India Bonds Drop as U.S. Signals Rate Increase, Cuts Stimulus

India’s 10-year bonds dropped on concern demand for high-yield assets may weaken after the Federal Reserve outlined the timing of a possible interest-rate increase and trimmed its monetary stimulus.

The Federal Open Market Committee cut its monthly debt purchases by $10 billion for the third straight meeting yesterday, paring the stimulus to $55 billion, and said the program may end in the second half of the year. The first increase in U.S. interest rates could be around six months after that, Fed Chair Janet Yellen said. Yields on two-year Treasury notes rose as much as 10 basis points yesterday.

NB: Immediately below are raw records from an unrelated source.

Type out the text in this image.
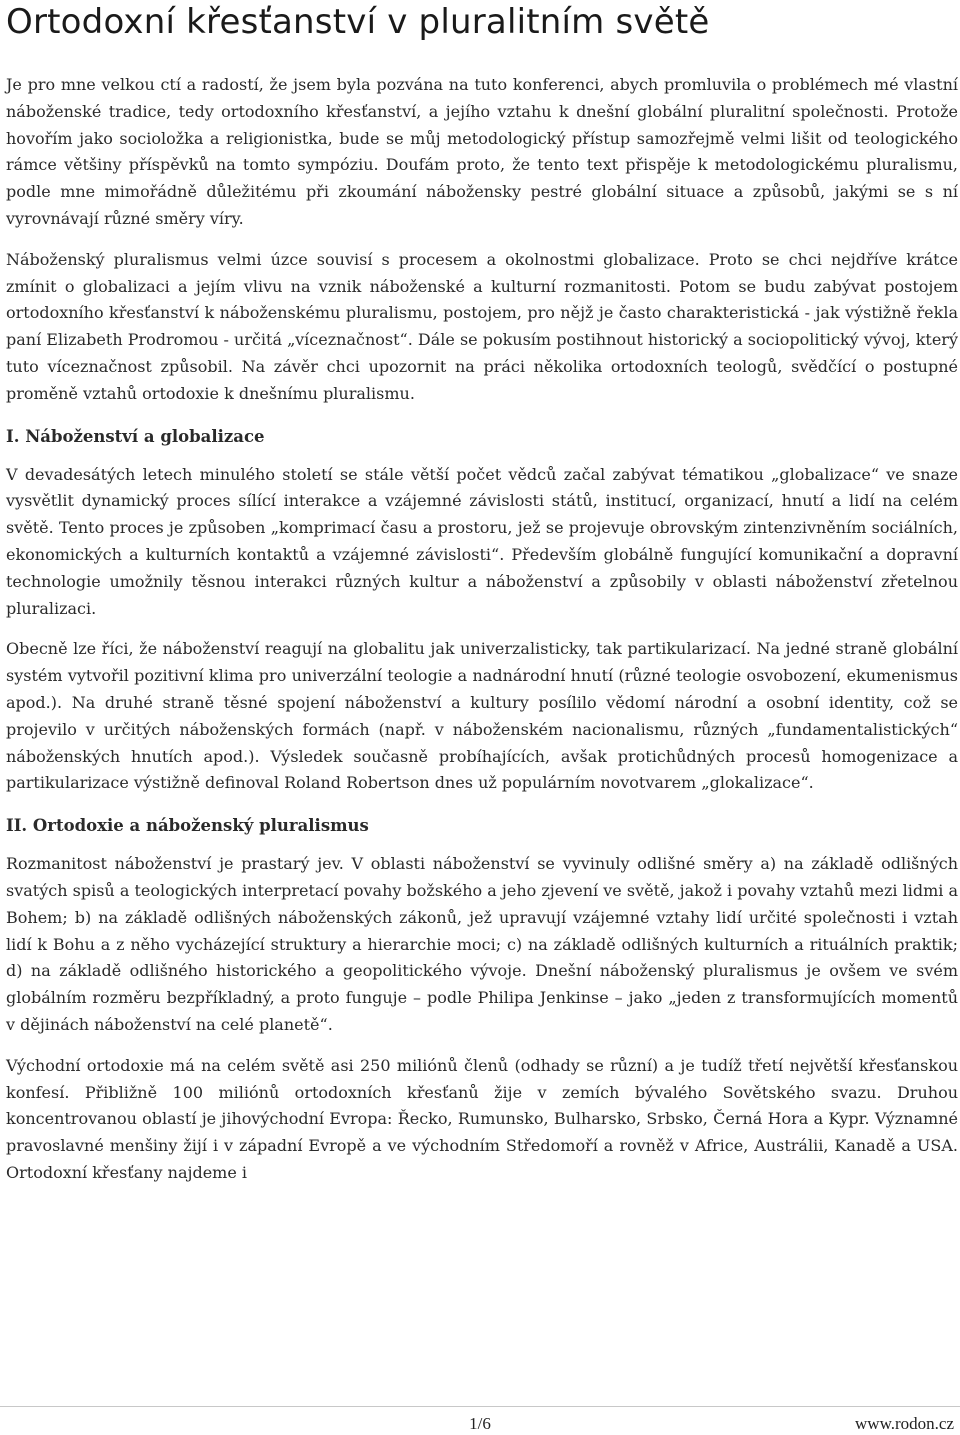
Ortodoxní křesťanství v pluralitním světě

Je pro mne velkou ctí a radostí, že jsem byla pozvána na tuto konferenci, abych promluvila o problémech mé vlastní náboženské tradice, tedy ortodoxního křesťanství, a jejího vztahu k dnešní globální pluralitní společnosti. Protože hovořím jako socioložka a religionistka, bude se můj metodologický přístup samozřejmě velmi lišit od teologického rámce většiny příspěvků na tomto sympóziu. Doufám proto, že tento text přispěje k metodologickému pluralismu, podle mne mimořádně důležitému při zkoumání nábožensky pestré globální situace a způsobů, jakými se s ní vyrovnávají různé směry víry.

Náboženský pluralismus velmi úzce souvisí s procesem a okolnostmi globalizace. Proto se chci nejdříve krátce zmínit o globalizaci a jejím vlivu na vznik náboženské a kulturní rozmanitosti. Potom se budu zabývat postojem ortodoxního křesťanství k náboženskému pluralismu, postojem, pro nějž je často charakteristická - jak výstižně řekla paní Elizabeth Prodromou - určitá „víceznačnost“. Dále se pokusím postihnout historický a sociopolitický vývoj, který tuto víceznačnost způsobil. Na závěr chci upozornit na práci několika ortodoxních teologů, svědčící o postupné proměně vztahů ortodoxie k dnešnímu pluralismu.

I. Náboženství a globalizace

V devadesátých letech minulého století se stále větší počet vědců začal zabývat tématikou „globalizace“ ve snaze vysvětlit dynamický proces sílící interakce a vzájemné závislosti států, institucí, organizací, hnutí a lidí na celém světě. Tento proces je způsoben „komprimací času a prostoru, jež se projevuje obrovským zintenzivněním sociálních, ekonomických a kulturních kontaktů a vzájemné závislosti“. Především globálně fungující komunikační a dopravní technologie umožnily těsnou interakci různých kultur a náboženství a způsobily v oblasti náboženství zřetelnou pluralizaci.

Obecně lze říci, že náboženství reagují na globalitu jak univerzalisticky, tak partikularizací. Na jedné straně globální systém vytvořil pozitivní klima pro univerzální teologie a nadnárodní hnutí (různé teologie osvobození, ekumenismus apod.). Na druhé straně těsné spojení náboženství a kultury posílilo vědomí národní a osobní identity, což se projevilo v určitých náboženských formách (např. v náboženském nacionalismu, různých „fundamentalistických“ náboženských hnutích apod.). Výsledek současně probíhajících, avšak protichůdných procesů homogenizace a partikularizace výstižně definoval Roland Robertson dnes už populárním novotvarem „glokalizace“.

II. Ortodoxie a náboženský pluralismus

Rozmanitost náboženství je prastarý jev. V oblasti náboženství se vyvinuly odlišné směry a) na základě odlišných svatých spisů a teologických interpretací povahy božského a jeho zjevení ve světě, jakož i povahy vztahů mezi lidmi a Bohem; b) na základě odlišných náboženských zákonů, jež upravují vzájemné vztahy lidí určité společnosti i vztah lidí k Bohu a z něho vycházející struktury a hierarchie moci; c) na základě odlišných kulturních a rituálních praktik; d) na základě odlišného historického a geopolitického vývoje. Dnešní náboženský pluralismus je ovšem ve svém globálním rozměru bezpříkladný, a proto funguje – podle Philipa Jenkinse – jako „jeden z transformujících momentů v dějinách náboženství na celé planetě“.

Východní ortodoxie má na celém světě asi 250 miliónů členů (odhady se různí) a je tudíž třetí největší křesťanskou konfesí. Přibližně 100 miliónů ortodoxních křesťanů žije v zemích bývalého Sovětského svazu. Druhou koncentrovanou oblastí je jihovýchodní Evropa: Řecko, Rumunsko, Bulharsko, Srbsko, Černá Hora a Kypr. Významné pravoslavné menšiny žijí i v západní Evropě a ve východním Středomoří a rovněž v Africe, Austrálii, Kanadě a USA. Ortodoxní křesťany najdeme i

1/6	www.rodon.cz
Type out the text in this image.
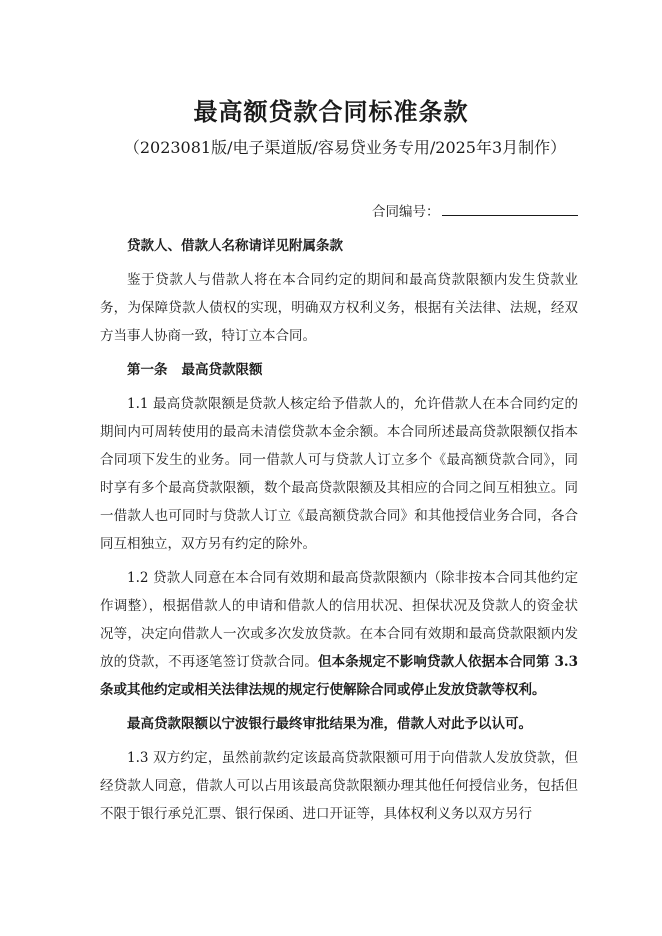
最高额贷款合同标准条款
（2023081版/电子渠道版/容易贷业务专用/2025年3月制作）
合同编号：

贷款人、借款人名称请详见附属条款

鉴于贷款人与借款人将在本合同约定的期间和最高贷款限额内发生贷款业务，为保障贷款人债权的实现，明确双方权利义务，根据有关法律、法规，经双方当事人协商一致，特订立本合同。

第一条 最高贷款限额

1.1 最高贷款限额是贷款人核定给予借款人的，允许借款人在本合同约定的期间内可周转使用的最高未清偿贷款本金余额。本合同所述最高贷款限额仅指本合同项下发生的业务。同一借款人可与贷款人订立多个《最高额贷款合同》，同时享有多个最高贷款限额，数个最高贷款限额及其相应的合同之间互相独立。同一借款人也可同时与贷款人订立《最高额贷款合同》和其他授信业务合同，各合同互相独立，双方另有约定的除外。

1.2 贷款人同意在本合同有效期和最高贷款限额内（除非按本合同其他约定作调整），根据借款人的申请和借款人的信用状况、担保状况及贷款人的资金状况等，决定向借款人一次或多次发放贷款。在本合同有效期和最高贷款限额内发放的贷款，不再逐笔签订贷款合同。但本条规定不影响贷款人依据本合同第 3.3 条或其他约定或相关法律法规的规定行使解除合同或停止发放贷款等权利。

最高贷款限额以宁波银行最终审批结果为准，借款人对此予以认可。

1.3 双方约定，虽然前款约定该最高贷款限额可用于向借款人发放贷款，但经贷款人同意，借款人可以占用该最高贷款限额办理其他任何授信业务，包括但不限于银行承兑汇票、银行保函、进口开证等，具体权利义务以双方另行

“We expect weaker currencies and stock markets, and higher rates in Asia today,” Dariusz Kowalczyk, a strategist at Credit Agricole CIB in Hong Kong, wrote in a research note. “Emerging-market sentiment is likely to be much weaker” after the “surprisingly hawkish” FOMC outcome, he added.

The yield on the 8.83 percent Indian bonds due November 2023 climbed four basis points, or 0.04 percentage point, to 8.82 percent in Mumbai, the highest closing level since March 5, according to the central bank’s trading system.

The Reserve Bank of India will take steps to inject additional cash into the banking system, it said in a statement today. Ten-year yields pared some of their gains after the announcement.

The Fed discarded a jobless-rate threshold for considering when to increase borrowing costs and said it will look at a wider range of data. The monetary authority said in a statement that it will slow debt purchases in “further measured steps.”

One-year interest-rate swaps, derivative contracts used to guard against swings in funding costs, rose two basis points to 8.65 percent, the first increase this week, data compiled by Bloomberg show.